< Psalmen 47 >

1 Voor muziekbegeleiding. Van de zonen van Kore; een psalm. Volkeren, klapt allen in de handen; Juicht en jubelt ter ere van God!
“For the leader of the music. A psalm of the sons of Korah.” O clap your hands, all ye nations! Shout unto God with the voice of triumph!
2 Want ontzaglijk is Jahweh, de Allerhoogste, Een machtig Koning over heel de aarde.
For terrible is Jehovah, the Most High, The great king over all the earth.
3 Hij legt de volken voor ons neer, En naties onder onze voeten;
He hath subdued nations under us, And kingdoms under our feet;
4 Hij kiest het erfdeel voor ons uit, De trots van Jakob, zijn beminde.
He hath chosen for us an inheritance, The glory of Jacob, whom he loved. (Pause)
5 God stijgt ten troon met jubelzang, Jahweh met bazuingeschal!
God goeth up with a shout; Jehovah with the sound of the trumpet.
6 Zingt en jubelt ter ere van God, Zingt en juicht voor onzen Koning!
Sing praises to God, sing praises!

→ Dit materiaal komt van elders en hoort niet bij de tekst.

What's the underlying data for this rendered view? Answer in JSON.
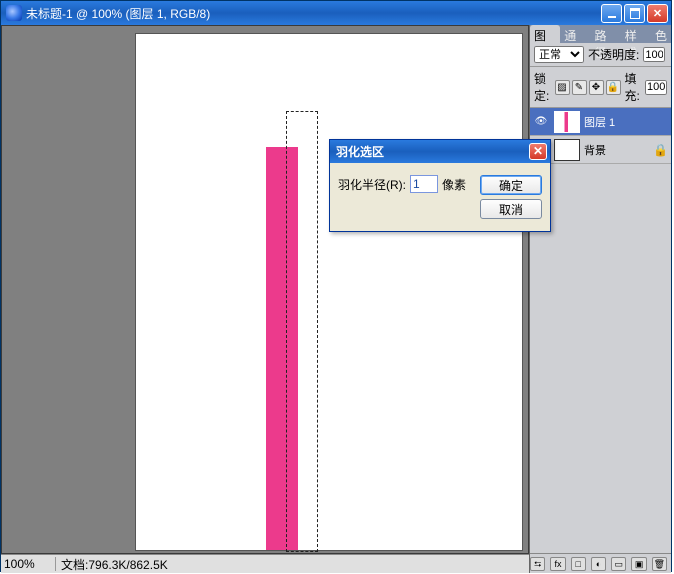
{
  "title_bar": {
    "text": "未标题-1 @ 100% (图层 1, RGB/8)"
  },
  "win_close_glyph": "✕",
  "canvas": {
    "pink_bar_color": "#ec3a8c"
  },
  "status": {
    "zoom": "100%",
    "doc_label": "文档:",
    "doc_info": "796.3K/862.5K"
  },
  "panel": {
    "tabs": [
      "图层",
      "通道",
      "路径",
      "样式",
      "色"
    ],
    "blend_mode": "正常",
    "opacity_label": "不透明度:",
    "opacity_value": "100",
    "lock_label": "锁定:",
    "fill_label": "填充:",
    "fill_value": "100",
    "layers": [
      {
        "name": "图层 1",
        "selected": true
      },
      {
        "name": "背景",
        "selected": false,
        "locked": true
      }
    ]
  },
  "dialog": {
    "title": "羽化选区",
    "field_label": "羽化半径(R):",
    "value": "1",
    "unit": "像素",
    "ok": "确定",
    "cancel": "取消"
  }
}
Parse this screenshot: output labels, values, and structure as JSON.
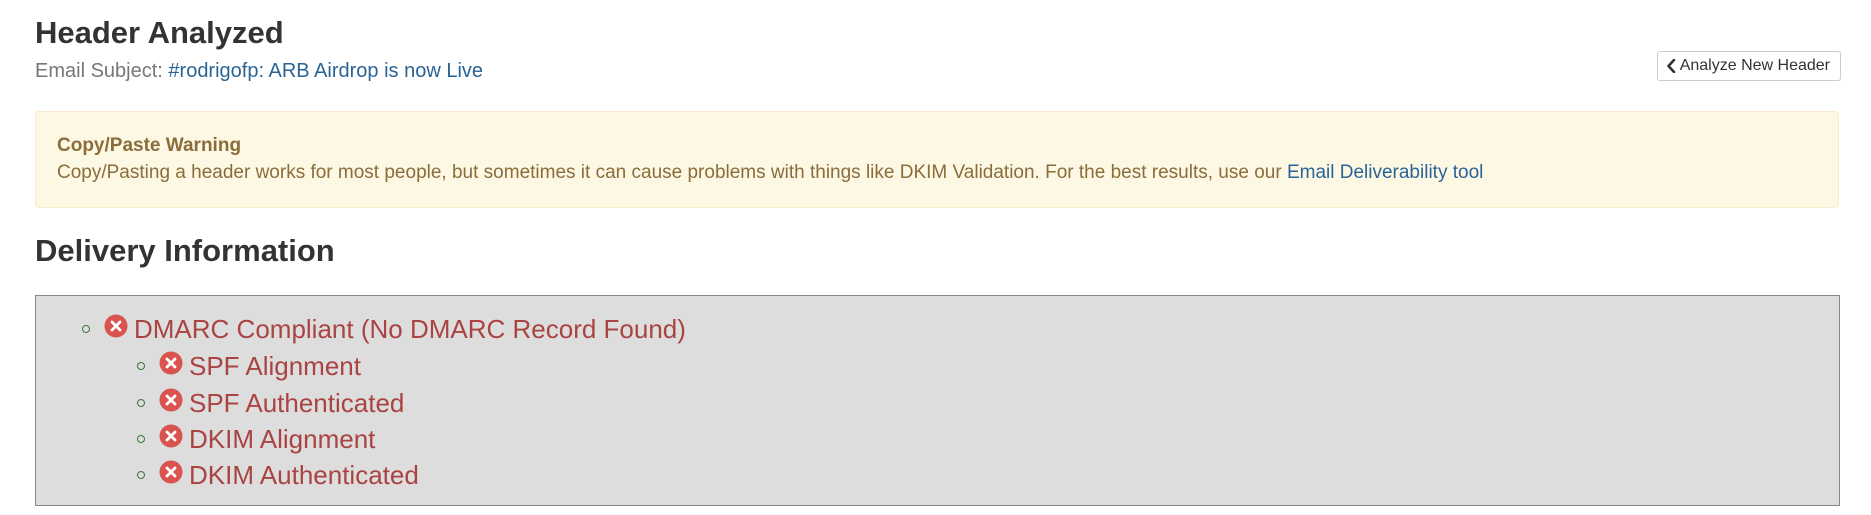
{
  "header": {
    "title": "Header Analyzed",
    "subject_label": "Email Subject:",
    "subject_value": "#rodrigofp: ARB Airdrop is now Live",
    "analyze_button_label": "Analyze New Header",
    "analyze_button_icon": "chevron-left-icon"
  },
  "warning": {
    "title": "Copy/Paste Warning",
    "text": "Copy/Pasting a header works for most people, but sometimes it can cause problems with things like DKIM Validation. For the best results, use our",
    "link_text": "Email Deliverability tool"
  },
  "delivery": {
    "heading": "Delivery Information",
    "checks": [
      {
        "label": "DMARC Compliant (No DMARC Record Found)",
        "status": "fail",
        "icon": "fail-x-icon",
        "level": 1
      },
      {
        "label": "SPF Alignment",
        "status": "fail",
        "icon": "fail-x-icon",
        "level": 2
      },
      {
        "label": "SPF Authenticated",
        "status": "fail",
        "icon": "fail-x-icon",
        "level": 2
      },
      {
        "label": "DKIM Alignment",
        "status": "fail",
        "icon": "fail-x-icon",
        "level": 2
      },
      {
        "label": "DKIM Authenticated",
        "status": "fail",
        "icon": "fail-x-icon",
        "level": 2
      }
    ]
  },
  "colors": {
    "link": "#2a6496",
    "warning_text": "#8a6d3b",
    "warning_bg": "#fcf8e3",
    "fail_text": "#a94442",
    "fail_icon": "#d9534f",
    "bullet": "#3c763d",
    "delivery_bg": "#dddddd"
  }
}
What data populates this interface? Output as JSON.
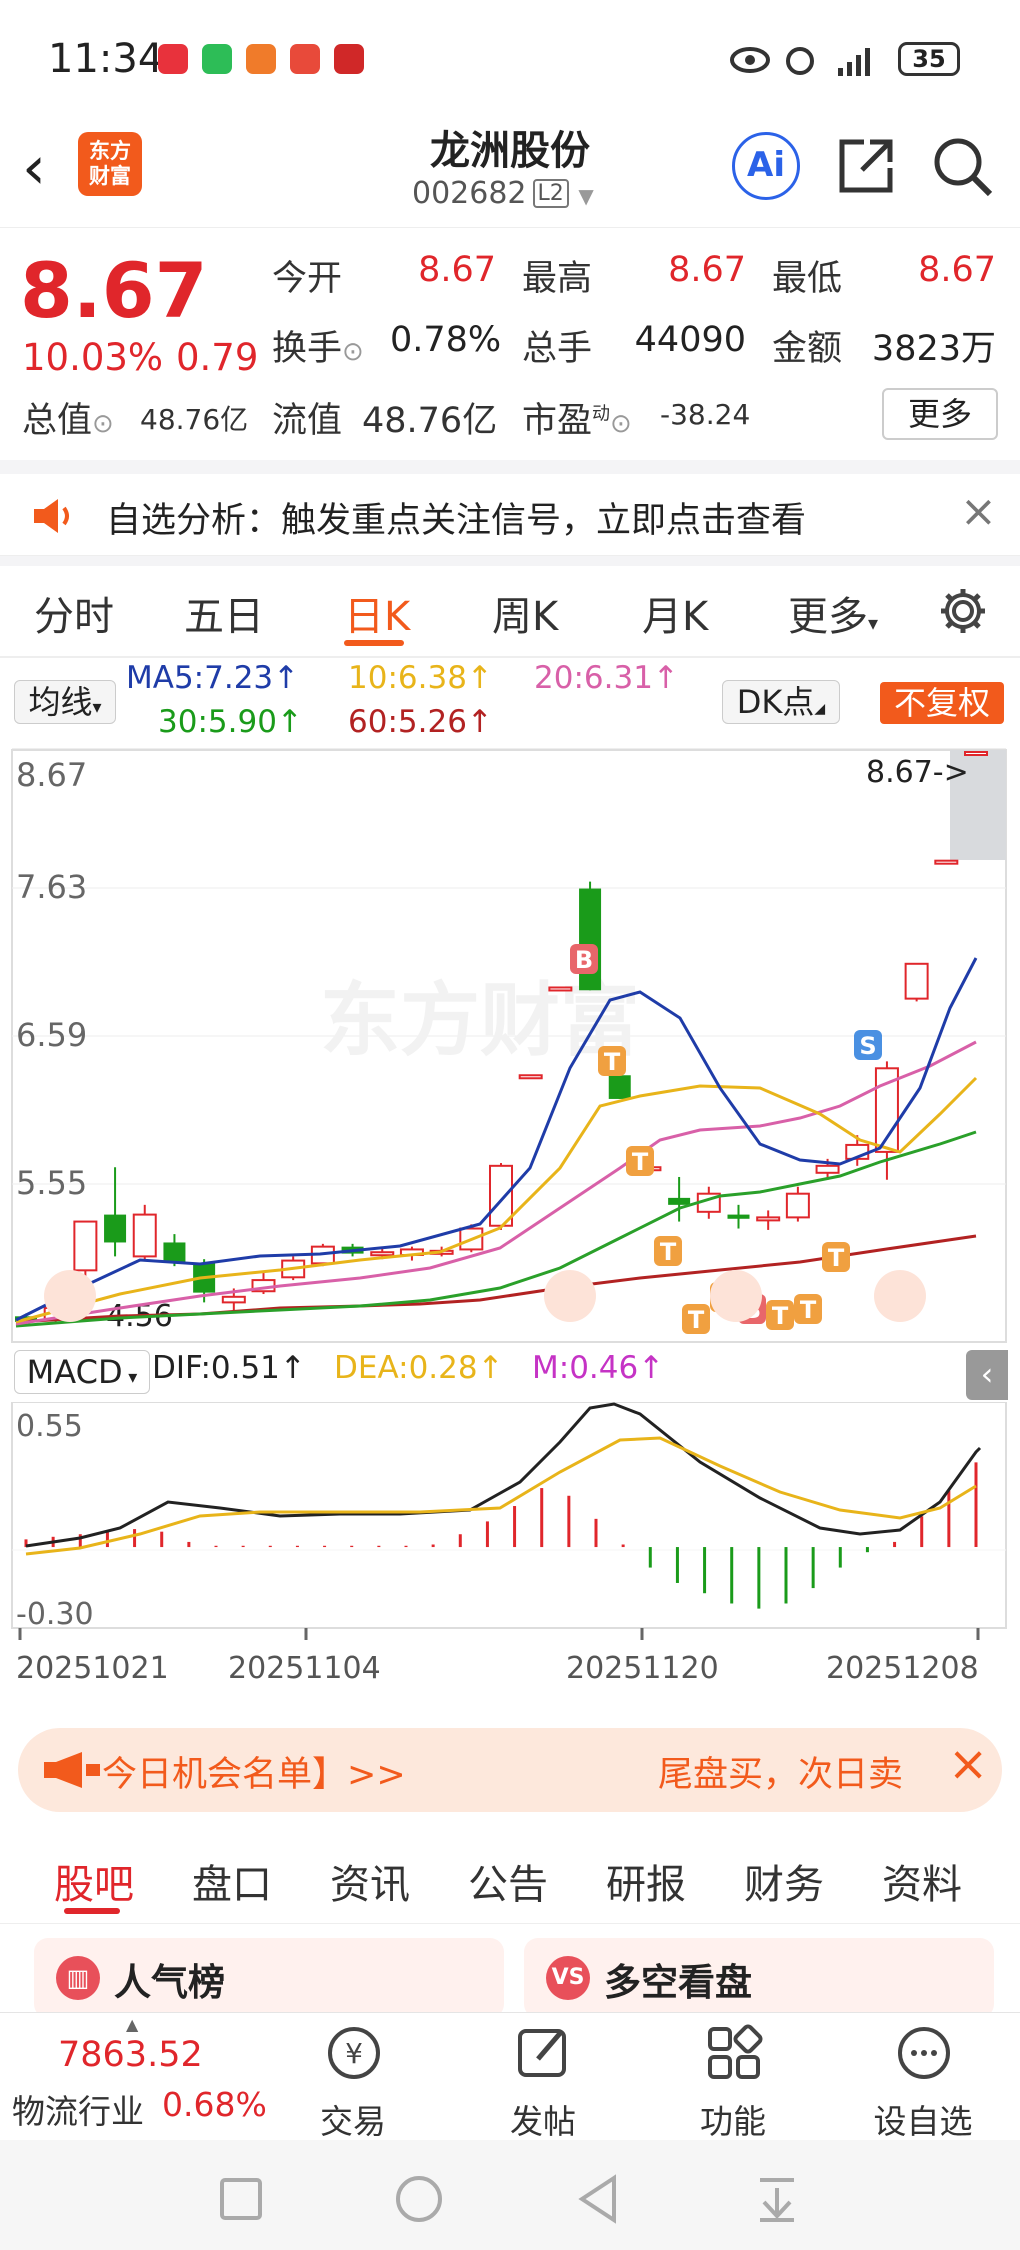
{
  "status_bar": {
    "time": "11:34",
    "battery": "35"
  },
  "header": {
    "logo_text_1": "东方",
    "logo_text_2": "财富",
    "stock_name": "龙洲股份",
    "stock_code": "002682",
    "level_badge": "L2",
    "ai_label": "Ai"
  },
  "quote": {
    "price": "8.67",
    "change_pct": "10.03%",
    "change_amt": "0.79",
    "open_label": "今开",
    "open_value": "8.67",
    "high_label": "最高",
    "high_value": "8.67",
    "low_label": "最低",
    "low_value": "8.67",
    "turnover_label": "换手",
    "turnover_value": "0.78%",
    "volume_label": "总手",
    "volume_value": "44090",
    "amount_label": "金额",
    "amount_value": "3823万",
    "mktcap_label": "总值",
    "mktcap_value": "48.76亿",
    "float_label": "流值",
    "float_value": "48.76亿",
    "pe_label": "市盈",
    "pe_sup": "动",
    "pe_value": "-38.24",
    "more_button": "更多"
  },
  "notice": {
    "text": "自选分析：触发重点关注信号，立即点击查看"
  },
  "chart_tabs": [
    "分时",
    "五日",
    "日K",
    "周K",
    "月K",
    "更多"
  ],
  "active_chart_tab": "日K",
  "ma_legend": {
    "selector": "均线",
    "ma5": "MA5:7.23↑",
    "ma10": "10:6.38↑",
    "ma20": "20:6.31↑",
    "ma30": "30:5.90↑",
    "ma60": "60:5.26↑",
    "dk_button": "DK点",
    "fq_button": "不复权"
  },
  "chart_colors": {
    "up": "#e0262b",
    "down": "#1a9b1a",
    "ma5": "#1f3ca8",
    "ma10": "#e8b41a",
    "ma20": "#d860a8",
    "ma30": "#2aa02a",
    "ma60": "#b22222",
    "dea": "#e8b41a",
    "m": "#c533c5"
  },
  "chart_data": [
    {
      "type": "candlestick",
      "y_ticks": [
        "8.67",
        "7.63",
        "6.59",
        "5.55"
      ],
      "price_marker": "8.67->",
      "low_marker": "4.56",
      "ylim": [
        4.45,
        8.67
      ],
      "candles": [
        {
          "o": 4.62,
          "h": 4.64,
          "l": 4.56,
          "c": 4.58
        },
        {
          "o": 4.6,
          "h": 4.7,
          "l": 4.58,
          "c": 4.68
        },
        {
          "o": 4.95,
          "h": 5.25,
          "l": 4.9,
          "c": 5.3
        },
        {
          "o": 5.35,
          "h": 5.69,
          "l": 5.05,
          "c": 5.15
        },
        {
          "o": 5.05,
          "h": 5.42,
          "l": 5.02,
          "c": 5.35
        },
        {
          "o": 5.15,
          "h": 5.21,
          "l": 4.98,
          "c": 5.01
        },
        {
          "o": 5.0,
          "h": 5.03,
          "l": 4.72,
          "c": 4.79
        },
        {
          "o": 4.72,
          "h": 4.82,
          "l": 4.66,
          "c": 4.76
        },
        {
          "o": 4.8,
          "h": 4.94,
          "l": 4.78,
          "c": 4.88
        },
        {
          "o": 4.9,
          "h": 5.05,
          "l": 4.88,
          "c": 5.02
        },
        {
          "o": 5.0,
          "h": 5.14,
          "l": 4.98,
          "c": 5.12
        },
        {
          "o": 5.12,
          "h": 5.14,
          "l": 5.05,
          "c": 5.07
        },
        {
          "o": 5.06,
          "h": 5.12,
          "l": 5.03,
          "c": 5.08
        },
        {
          "o": 5.06,
          "h": 5.12,
          "l": 5.02,
          "c": 5.1
        },
        {
          "o": 5.08,
          "h": 5.12,
          "l": 5.05,
          "c": 5.09
        },
        {
          "o": 5.1,
          "h": 5.28,
          "l": 5.08,
          "c": 5.25
        },
        {
          "o": 5.27,
          "h": 5.72,
          "l": 5.24,
          "c": 5.7
        },
        {
          "o": 6.35,
          "h": 6.35,
          "l": 6.35,
          "c": 6.35
        },
        {
          "o": 6.98,
          "h": 6.98,
          "l": 6.98,
          "c": 6.98
        },
        {
          "o": 7.69,
          "h": 7.74,
          "l": 6.96,
          "c": 6.96
        },
        {
          "o": 6.35,
          "h": 6.4,
          "l": 6.18,
          "c": 6.18
        },
        {
          "o": 5.68,
          "h": 5.84,
          "l": 5.66,
          "c": 5.69
        },
        {
          "o": 5.47,
          "h": 5.62,
          "l": 5.3,
          "c": 5.42
        },
        {
          "o": 5.37,
          "h": 5.55,
          "l": 5.32,
          "c": 5.5
        },
        {
          "o": 5.35,
          "h": 5.42,
          "l": 5.25,
          "c": 5.32
        },
        {
          "o": 5.32,
          "h": 5.38,
          "l": 5.24,
          "c": 5.33
        },
        {
          "o": 5.33,
          "h": 5.55,
          "l": 5.3,
          "c": 5.5
        },
        {
          "o": 5.65,
          "h": 5.75,
          "l": 5.6,
          "c": 5.7
        },
        {
          "o": 5.75,
          "h": 5.92,
          "l": 5.7,
          "c": 5.85
        },
        {
          "o": 5.8,
          "h": 6.45,
          "l": 5.6,
          "c": 6.4
        },
        {
          "o": 6.9,
          "h": 7.15,
          "l": 6.88,
          "c": 7.15
        },
        {
          "o": 7.89,
          "h": 7.89,
          "l": 7.89,
          "c": 7.89
        },
        {
          "o": 8.67,
          "h": 8.67,
          "l": 8.67,
          "c": 8.67
        }
      ]
    },
    {
      "type": "macd",
      "dif": "DIF:0.51↑",
      "dea": "DEA:0.28↑",
      "m": "M:0.46↑",
      "selector": "MACD",
      "y_ticks": [
        "0.55",
        "-0.30"
      ],
      "ylim": [
        -0.3,
        0.55
      ],
      "x_ticks": [
        "20251021",
        "20251104",
        "20251120",
        "20251208"
      ]
    }
  ],
  "banner": {
    "left": "今日机会名单】>>",
    "right": "尾盘买，次日卖"
  },
  "bottom_tabs": [
    "股吧",
    "盘口",
    "资讯",
    "公告",
    "研报",
    "财务",
    "资料"
  ],
  "cards": {
    "left": "人气榜",
    "right": "多空看盘"
  },
  "bottom_nav": {
    "index_value": "7863.52",
    "industry": "物流行业",
    "industry_pct": "0.68%",
    "trade": "交易",
    "post": "发帖",
    "function": "功能",
    "watch": "设自选"
  }
}
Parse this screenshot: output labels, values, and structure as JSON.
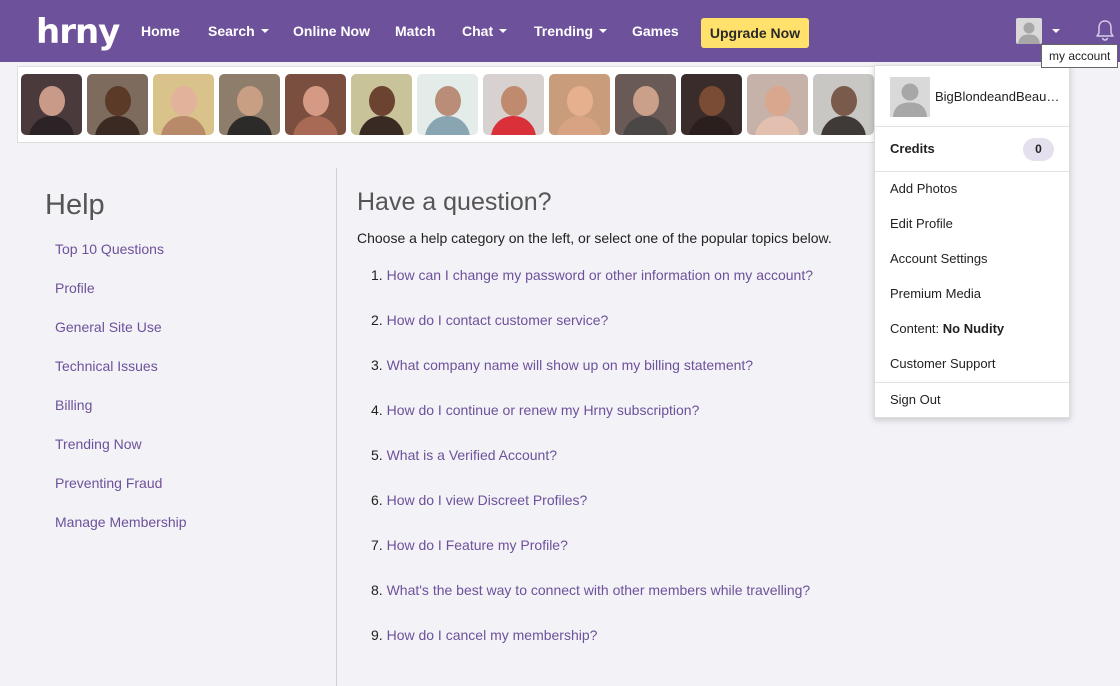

Sing praises to our king, sing praises!
7 Want Hij is Koning van heel de aarde; Zingt dus een hymne ter ere van God!
For God is king of all the earth; Sing to him hymns of praise!
8 God heeft het koningschap over de volkeren aanvaard, God heeft zijn heilige troon bestegen;
God reigneth over the nations; God sitteth upon his holy throne.
9 De vorsten der volkeren sluiten zich aan Bij het volk van Abrahams God. Want Gode behoren de heersers der aarde; Hoog verheven is Hij alleen!
The princes of the nations gather themselves together To the people of the God of Abraham; For the mighty of the earth belong to God; He is supremely exalted.